Resonance forever: existence of a critical mass and an infinite regime of resonance in vortex-induced vibration

Abstract

In this paper, we study the transverse vortex-induced vibrations of a cylinder with no structural restoring force (k = 0). In terms of the conventionally used normalized flow velocity, U*, the present experiments correspond to an infinite value (where U* = U/fND, fN = natural frequency, D = diameter). A reduction of mass ratios m* (mass/displaced mass) from the classically studied values of order m* = 100, down to m* = 1, yields negligible oscillations.

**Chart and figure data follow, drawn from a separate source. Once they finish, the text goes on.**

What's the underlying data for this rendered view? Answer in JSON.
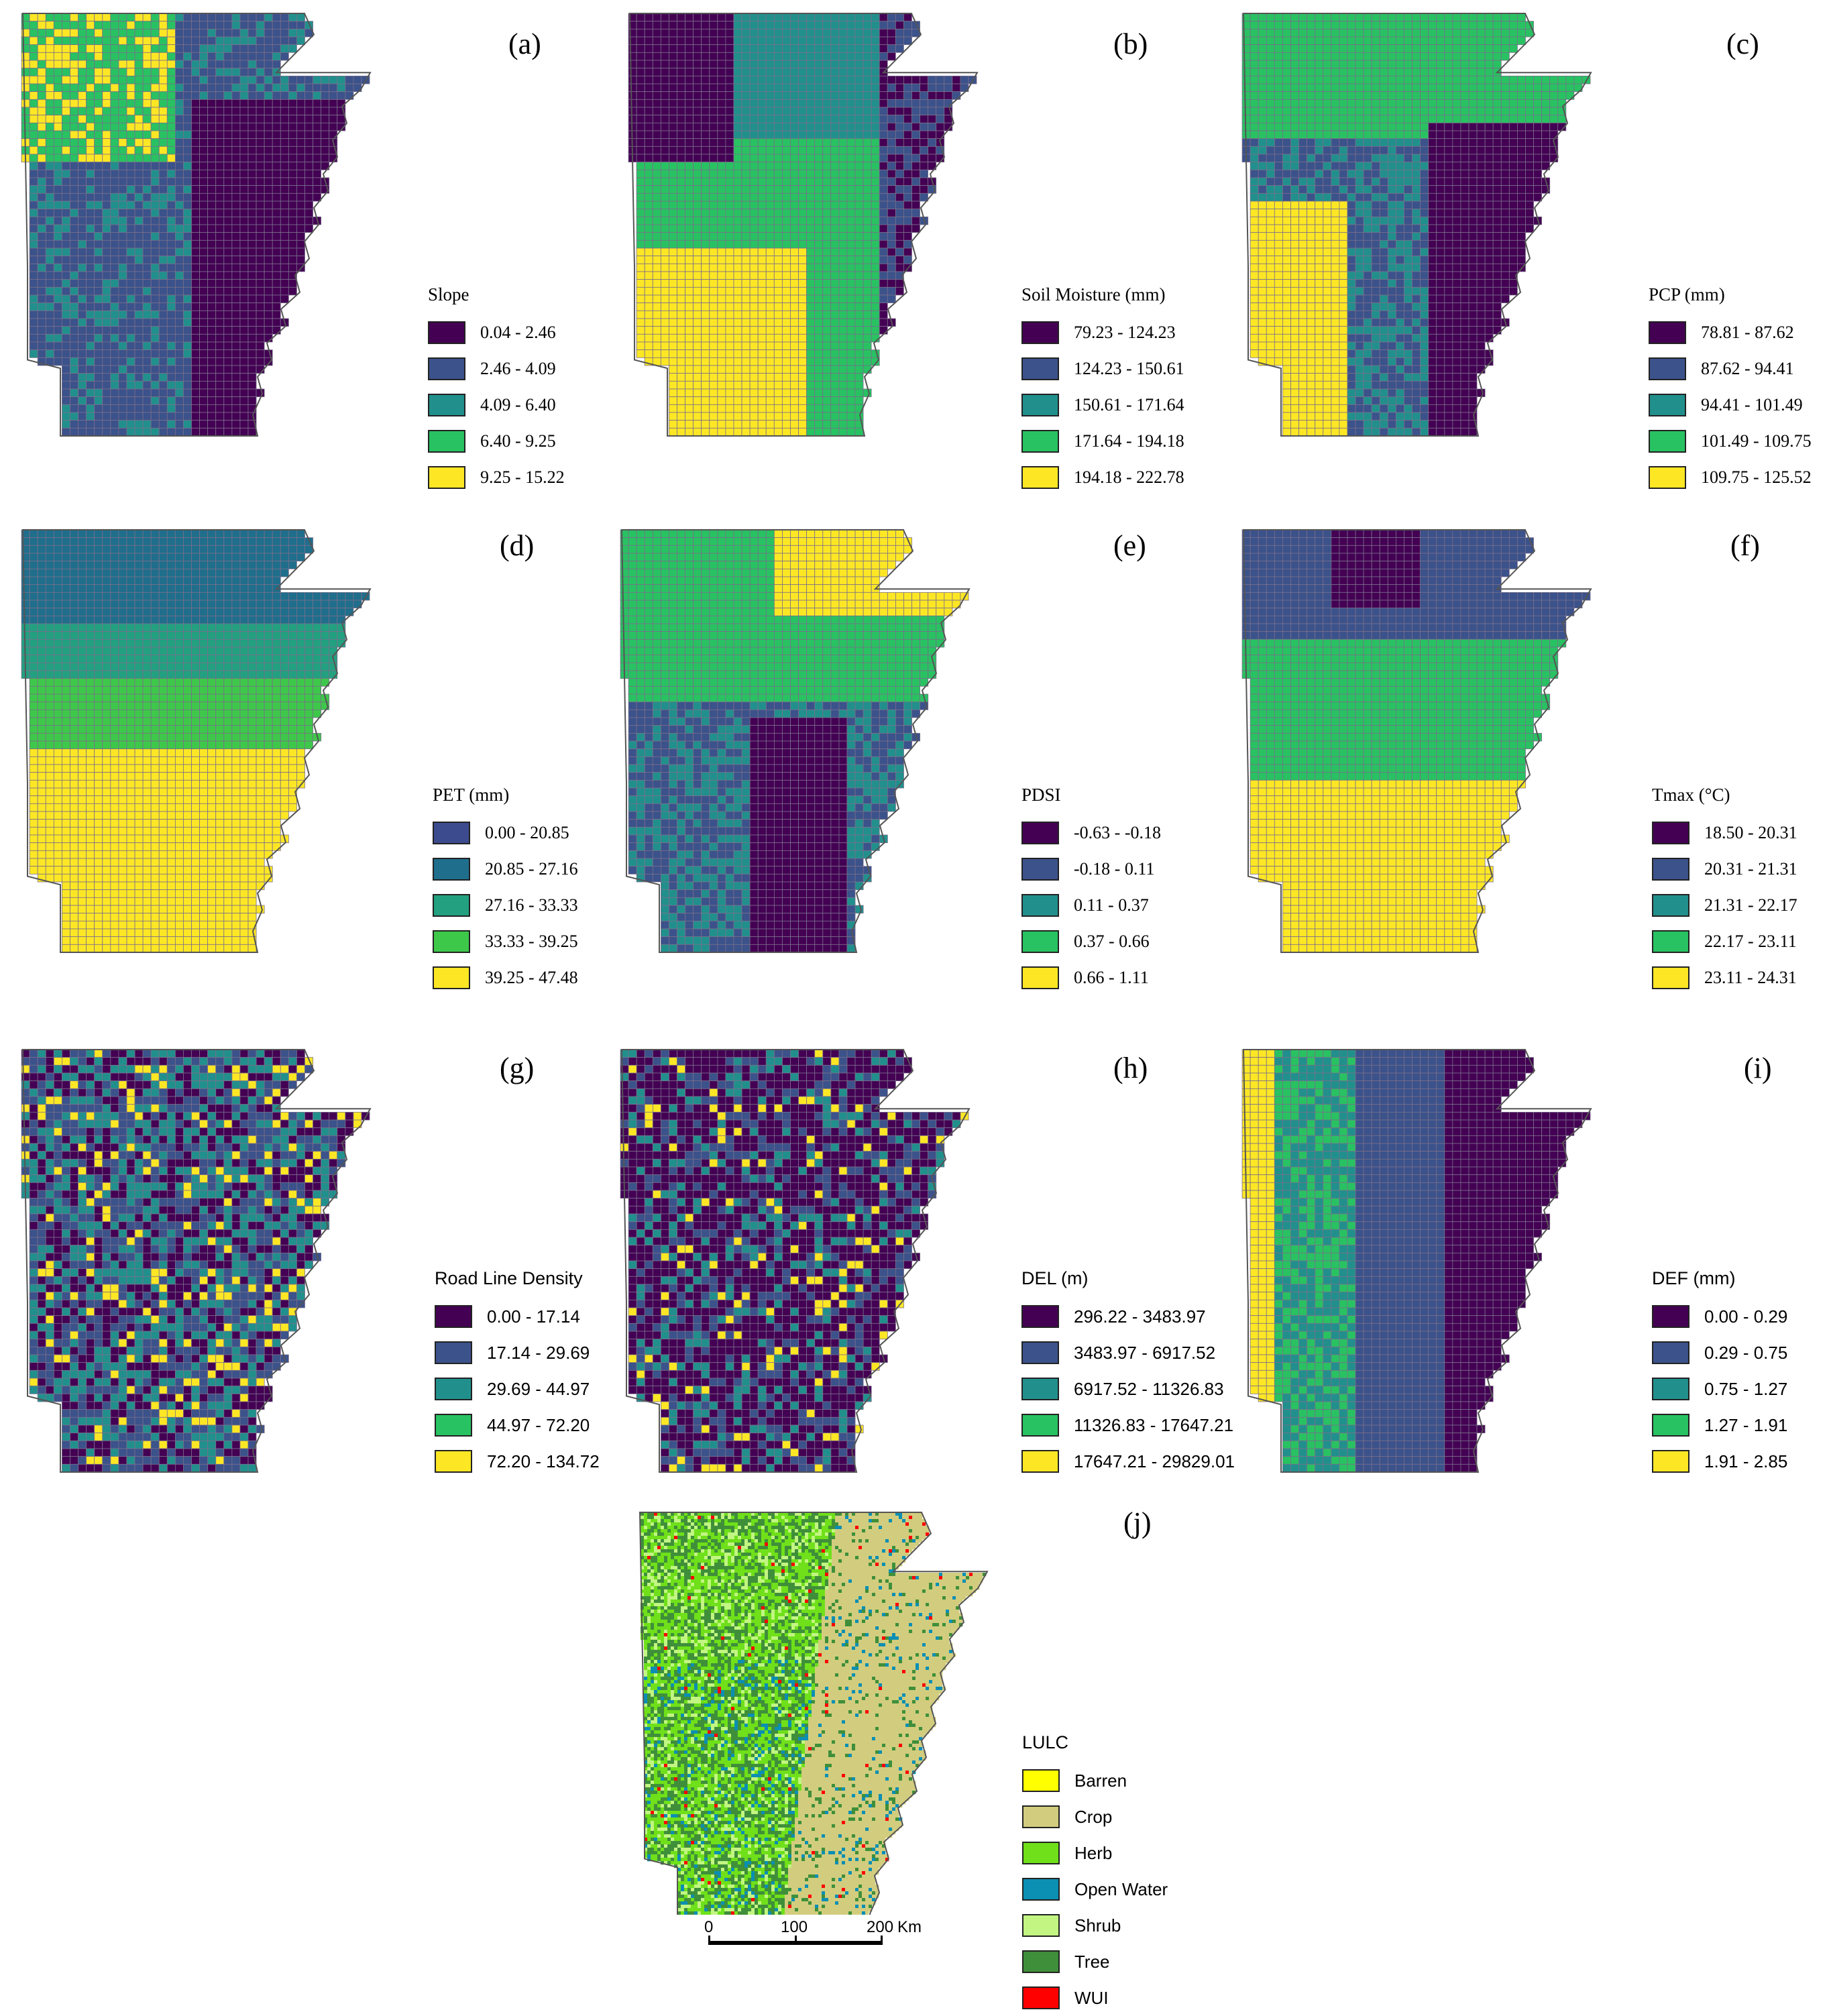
{
  "panels": [
    {
      "label": "(a)",
      "legend_title": "Slope",
      "classes": [
        "0.04 - 2.46",
        "2.46 - 4.09",
        "4.09 - 6.40",
        "6.40 - 9.25",
        "9.25 - 15.22"
      ],
      "colors": [
        "#440154",
        "#3b528b",
        "#21908d",
        "#28c262",
        "#fde725"
      ]
    },
    {
      "label": "(b)",
      "legend_title": "Soil Moisture (mm)",
      "classes": [
        "79.23 - 124.23",
        "124.23 - 150.61",
        "150.61 - 171.64",
        "171.64 - 194.18",
        "194.18 - 222.78"
      ],
      "colors": [
        "#440154",
        "#3b528b",
        "#21908d",
        "#28c262",
        "#fde725"
      ]
    },
    {
      "label": "(c)",
      "legend_title": "PCP (mm)",
      "classes": [
        "78.81 - 87.62",
        "87.62 - 94.41",
        "94.41 - 101.49",
        "101.49 - 109.75",
        "109.75 - 125.52"
      ],
      "colors": [
        "#440154",
        "#3b528b",
        "#21908d",
        "#28c262",
        "#fde725"
      ]
    },
    {
      "label": "(d)",
      "legend_title": "PET (mm)",
      "classes": [
        "0.00 - 20.85",
        "20.85 - 27.16",
        "27.16 - 33.33",
        "33.33 - 39.25",
        "39.25 - 47.48"
      ],
      "colors": [
        "#3c4a8e",
        "#1f6e8c",
        "#22a080",
        "#3ec84a",
        "#fde725"
      ]
    },
    {
      "label": "(e)",
      "legend_title": "PDSI",
      "classes": [
        "-0.63 - -0.18",
        "-0.18 - 0.11",
        "0.11 - 0.37",
        "0.37 - 0.66",
        "0.66 - 1.11"
      ],
      "colors": [
        "#440154",
        "#3b528b",
        "#21908d",
        "#28c262",
        "#fde725"
      ]
    },
    {
      "label": "(f)",
      "legend_title": "Tmax (°C)",
      "classes": [
        "18.50 - 20.31",
        "20.31 - 21.31",
        "21.31 - 22.17",
        "22.17 - 23.11",
        "23.11 - 24.31"
      ],
      "colors": [
        "#440154",
        "#3b528b",
        "#21908d",
        "#28c262",
        "#fde725"
      ]
    },
    {
      "label": "(g)",
      "legend_title": "Road Line Density",
      "classes": [
        "0.00 - 17.14",
        "17.14 - 29.69",
        "29.69 - 44.97",
        "44.97 - 72.20",
        "72.20 - 134.72"
      ],
      "colors": [
        "#440154",
        "#3b528b",
        "#21908d",
        "#28c262",
        "#fde725"
      ]
    },
    {
      "label": "(h)",
      "legend_title": "DEL (m)",
      "classes": [
        "296.22 - 3483.97",
        "3483.97 - 6917.52",
        "6917.52 - 11326.83",
        "11326.83 - 17647.21",
        "17647.21 - 29829.01"
      ],
      "colors": [
        "#440154",
        "#3b528b",
        "#21908d",
        "#28c262",
        "#fde725"
      ]
    },
    {
      "label": "(i)",
      "legend_title": "DEF (mm)",
      "classes": [
        "0.00 - 0.29",
        "0.29 - 0.75",
        "0.75 - 1.27",
        "1.27 - 1.91",
        "1.91 - 2.85"
      ],
      "colors": [
        "#440154",
        "#3b528b",
        "#21908d",
        "#28c262",
        "#fde725"
      ]
    },
    {
      "label": "(j)",
      "legend_title": "LULC",
      "classes": [
        "Barren",
        "Crop",
        "Herb",
        "Open Water",
        "Shrub",
        "Tree",
        "WUI"
      ],
      "colors": [
        "#ffff00",
        "#d2cd7e",
        "#6fe01a",
        "#0b8fb3",
        "#c2f582",
        "#3f8f3a",
        "#ff0000"
      ]
    }
  ],
  "scalebar": {
    "ticks": [
      "0",
      "100",
      "200"
    ],
    "unit": "Km"
  }
}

However, a further reduction in mass exhibits a surprising result: large-amplitude vigorous vibrations suddenly appear for values of mass less than a critical mass ratio, m*crit = 0.54. The classical assumption, since the work of den Hartog (1934), has been that resonant large-amplitude oscillations exist only over a narrow range of velocities, around U*∼5, where the vortex shedding frequency is comparable with the natural frequency. However, in the present study, we demonstrate that, so long as the body’s mass is below this critical value, the regime of normalized velocities (U*) for resonant oscillations is infinitely wide, beginning at around U*∼5 and extending to U*→∞. This result is in precise accordance with the predictions put forward by Govardhan & Williamson (2000), based on elastically mounted vibration studies (where k > 0). We deduce a condition under which this unusual concept of an infinitely wide regime of resonance will occur in any generic vortex-induced vibration system.